Electrical standards

Stub Series Terminated Logic (SSTL) is a group of electrical standards for driving transmission lines commonly used with DRAM based DDR memory IC's and memory modules. SSTL is primarily designed for driving the DDR (double-data-rate) SDRAM modules used in computer memory; however, it is also used in other applications, notably some PCI Express PHYs and other high-speed devices.

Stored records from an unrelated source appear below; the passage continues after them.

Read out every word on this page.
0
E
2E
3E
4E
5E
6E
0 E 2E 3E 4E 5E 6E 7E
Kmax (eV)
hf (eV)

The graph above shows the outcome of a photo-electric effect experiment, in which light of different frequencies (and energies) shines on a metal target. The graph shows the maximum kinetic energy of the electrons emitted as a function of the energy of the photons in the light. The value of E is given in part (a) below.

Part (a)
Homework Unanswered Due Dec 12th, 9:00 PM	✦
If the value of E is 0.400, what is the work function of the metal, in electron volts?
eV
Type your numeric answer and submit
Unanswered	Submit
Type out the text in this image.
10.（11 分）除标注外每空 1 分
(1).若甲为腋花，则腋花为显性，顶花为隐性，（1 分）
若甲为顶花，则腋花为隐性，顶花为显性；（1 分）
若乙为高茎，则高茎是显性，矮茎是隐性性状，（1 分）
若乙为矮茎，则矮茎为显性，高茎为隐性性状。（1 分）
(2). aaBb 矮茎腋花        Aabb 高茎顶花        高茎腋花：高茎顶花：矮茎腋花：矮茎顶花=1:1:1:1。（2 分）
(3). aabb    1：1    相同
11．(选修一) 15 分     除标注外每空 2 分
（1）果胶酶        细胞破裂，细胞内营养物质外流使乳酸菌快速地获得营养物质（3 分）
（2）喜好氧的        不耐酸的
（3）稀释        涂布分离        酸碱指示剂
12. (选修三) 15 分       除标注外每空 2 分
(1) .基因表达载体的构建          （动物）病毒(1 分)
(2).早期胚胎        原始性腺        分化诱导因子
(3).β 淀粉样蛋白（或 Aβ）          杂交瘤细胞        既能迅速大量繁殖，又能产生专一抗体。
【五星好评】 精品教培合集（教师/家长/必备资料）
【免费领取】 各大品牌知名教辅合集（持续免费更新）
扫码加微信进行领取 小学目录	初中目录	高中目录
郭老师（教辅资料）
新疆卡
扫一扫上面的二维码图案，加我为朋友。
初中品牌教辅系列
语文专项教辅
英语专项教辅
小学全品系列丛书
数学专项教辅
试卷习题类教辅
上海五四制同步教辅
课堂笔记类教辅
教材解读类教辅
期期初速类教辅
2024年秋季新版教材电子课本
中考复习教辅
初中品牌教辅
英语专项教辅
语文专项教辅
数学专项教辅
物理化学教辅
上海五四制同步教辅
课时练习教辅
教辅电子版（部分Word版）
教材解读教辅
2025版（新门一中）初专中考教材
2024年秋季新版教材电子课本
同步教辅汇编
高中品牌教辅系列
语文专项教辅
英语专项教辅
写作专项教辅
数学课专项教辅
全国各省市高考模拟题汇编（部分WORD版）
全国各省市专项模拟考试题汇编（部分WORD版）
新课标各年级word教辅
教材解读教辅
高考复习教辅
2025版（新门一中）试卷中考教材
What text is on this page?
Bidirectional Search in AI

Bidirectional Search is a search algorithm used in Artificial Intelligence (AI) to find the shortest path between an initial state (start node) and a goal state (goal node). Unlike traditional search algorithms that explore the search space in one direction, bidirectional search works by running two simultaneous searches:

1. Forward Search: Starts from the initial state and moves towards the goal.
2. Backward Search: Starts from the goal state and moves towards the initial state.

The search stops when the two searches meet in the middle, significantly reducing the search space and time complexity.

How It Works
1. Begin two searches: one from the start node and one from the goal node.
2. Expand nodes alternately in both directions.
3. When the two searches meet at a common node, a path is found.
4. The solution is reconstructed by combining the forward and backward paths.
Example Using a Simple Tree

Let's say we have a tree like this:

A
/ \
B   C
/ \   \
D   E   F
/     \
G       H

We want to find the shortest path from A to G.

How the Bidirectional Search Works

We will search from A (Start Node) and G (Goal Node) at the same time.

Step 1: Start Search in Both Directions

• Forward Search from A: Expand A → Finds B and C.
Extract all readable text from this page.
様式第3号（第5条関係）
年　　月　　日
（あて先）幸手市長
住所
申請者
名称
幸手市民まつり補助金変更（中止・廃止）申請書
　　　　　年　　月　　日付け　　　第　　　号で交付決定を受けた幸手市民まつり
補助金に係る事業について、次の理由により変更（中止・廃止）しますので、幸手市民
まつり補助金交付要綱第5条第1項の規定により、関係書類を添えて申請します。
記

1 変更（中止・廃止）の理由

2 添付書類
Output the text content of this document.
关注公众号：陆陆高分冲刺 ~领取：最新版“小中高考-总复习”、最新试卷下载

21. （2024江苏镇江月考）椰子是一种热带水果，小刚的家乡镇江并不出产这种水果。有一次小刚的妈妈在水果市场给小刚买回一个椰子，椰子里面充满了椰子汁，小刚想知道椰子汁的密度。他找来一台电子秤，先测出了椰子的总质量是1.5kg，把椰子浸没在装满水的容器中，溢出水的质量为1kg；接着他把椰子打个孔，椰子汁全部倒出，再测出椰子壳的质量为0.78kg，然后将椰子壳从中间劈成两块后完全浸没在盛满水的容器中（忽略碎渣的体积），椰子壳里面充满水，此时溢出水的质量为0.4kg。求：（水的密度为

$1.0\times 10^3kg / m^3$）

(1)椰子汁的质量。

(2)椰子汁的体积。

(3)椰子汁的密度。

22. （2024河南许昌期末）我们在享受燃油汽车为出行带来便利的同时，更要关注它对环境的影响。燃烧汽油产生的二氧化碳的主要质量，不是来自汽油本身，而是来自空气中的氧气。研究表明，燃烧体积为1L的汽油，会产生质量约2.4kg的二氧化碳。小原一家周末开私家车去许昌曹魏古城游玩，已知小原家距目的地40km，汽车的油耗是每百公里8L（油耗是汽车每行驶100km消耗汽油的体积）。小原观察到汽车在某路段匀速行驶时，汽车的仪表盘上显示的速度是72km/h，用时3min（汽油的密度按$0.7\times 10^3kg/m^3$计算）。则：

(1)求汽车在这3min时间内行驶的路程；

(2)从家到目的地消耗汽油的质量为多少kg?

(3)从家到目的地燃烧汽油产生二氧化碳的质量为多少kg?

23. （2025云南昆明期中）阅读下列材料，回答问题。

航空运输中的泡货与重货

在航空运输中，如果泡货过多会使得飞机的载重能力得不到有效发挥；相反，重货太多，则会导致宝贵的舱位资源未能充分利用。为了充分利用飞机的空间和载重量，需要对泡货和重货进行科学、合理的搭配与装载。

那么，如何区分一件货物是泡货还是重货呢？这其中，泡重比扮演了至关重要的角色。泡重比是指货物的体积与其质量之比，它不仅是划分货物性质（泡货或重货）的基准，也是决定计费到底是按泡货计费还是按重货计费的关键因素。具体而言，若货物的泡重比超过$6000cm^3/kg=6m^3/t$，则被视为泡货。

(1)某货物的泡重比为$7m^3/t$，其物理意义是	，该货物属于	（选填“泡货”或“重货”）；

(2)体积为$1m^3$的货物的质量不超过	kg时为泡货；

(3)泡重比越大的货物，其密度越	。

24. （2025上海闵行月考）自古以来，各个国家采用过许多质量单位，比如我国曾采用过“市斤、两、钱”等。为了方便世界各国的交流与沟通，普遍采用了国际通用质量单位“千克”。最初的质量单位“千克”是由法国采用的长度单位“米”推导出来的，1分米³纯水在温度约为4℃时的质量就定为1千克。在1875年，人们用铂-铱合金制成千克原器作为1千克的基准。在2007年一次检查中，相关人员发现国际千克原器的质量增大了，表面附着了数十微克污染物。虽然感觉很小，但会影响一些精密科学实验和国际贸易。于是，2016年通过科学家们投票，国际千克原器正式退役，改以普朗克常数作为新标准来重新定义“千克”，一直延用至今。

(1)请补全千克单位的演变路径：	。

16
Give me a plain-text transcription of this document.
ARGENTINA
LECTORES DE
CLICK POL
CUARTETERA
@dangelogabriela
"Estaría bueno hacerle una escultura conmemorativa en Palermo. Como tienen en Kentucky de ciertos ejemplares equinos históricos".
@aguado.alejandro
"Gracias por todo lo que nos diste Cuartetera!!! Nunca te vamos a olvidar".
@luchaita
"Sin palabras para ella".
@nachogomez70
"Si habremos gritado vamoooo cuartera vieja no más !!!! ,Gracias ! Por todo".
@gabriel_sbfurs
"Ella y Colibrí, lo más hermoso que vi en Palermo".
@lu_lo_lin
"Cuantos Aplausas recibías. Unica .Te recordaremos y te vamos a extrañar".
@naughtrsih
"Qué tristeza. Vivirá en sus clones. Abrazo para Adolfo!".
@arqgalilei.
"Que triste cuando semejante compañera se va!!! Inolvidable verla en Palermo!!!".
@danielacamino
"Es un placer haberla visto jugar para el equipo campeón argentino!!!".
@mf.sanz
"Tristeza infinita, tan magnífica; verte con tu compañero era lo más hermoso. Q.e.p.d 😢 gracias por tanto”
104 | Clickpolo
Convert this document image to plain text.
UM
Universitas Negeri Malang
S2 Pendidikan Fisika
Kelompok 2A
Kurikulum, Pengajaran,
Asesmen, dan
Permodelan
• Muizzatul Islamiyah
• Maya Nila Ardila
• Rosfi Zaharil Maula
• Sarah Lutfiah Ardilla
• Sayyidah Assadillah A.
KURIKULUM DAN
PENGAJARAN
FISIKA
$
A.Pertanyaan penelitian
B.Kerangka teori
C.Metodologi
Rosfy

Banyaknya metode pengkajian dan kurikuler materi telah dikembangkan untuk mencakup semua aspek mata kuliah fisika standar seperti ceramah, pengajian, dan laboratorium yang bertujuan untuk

Four voltage levels for SSTL are defined:
- SSTL_3, 3.3 V, defined in EIA/JESD8-8 1996
- SSTL_2, 2.5 V, defined in EIA/JESD8-9B 2002 used in DDR among other things.
- SSTL_18, 1.8 V, defined in EIA/JESD8-15A, used in DDR2 among other things.
- SSTL_15, 1.5 V, used in DDR3 among other things.

SSTL_3 uses a reference of 0.45 * VDDQ (1.5 V). SSTL_2 and SSTL_18 reference a voltage that is exactly VDDQ / 2 (1.25 V and 0.9 V respectively).

SSTL_3 and SSTL_2 support two termination classes (50 ohm or 25 ohm load). SSTL_18 only supports one (25 ohm load).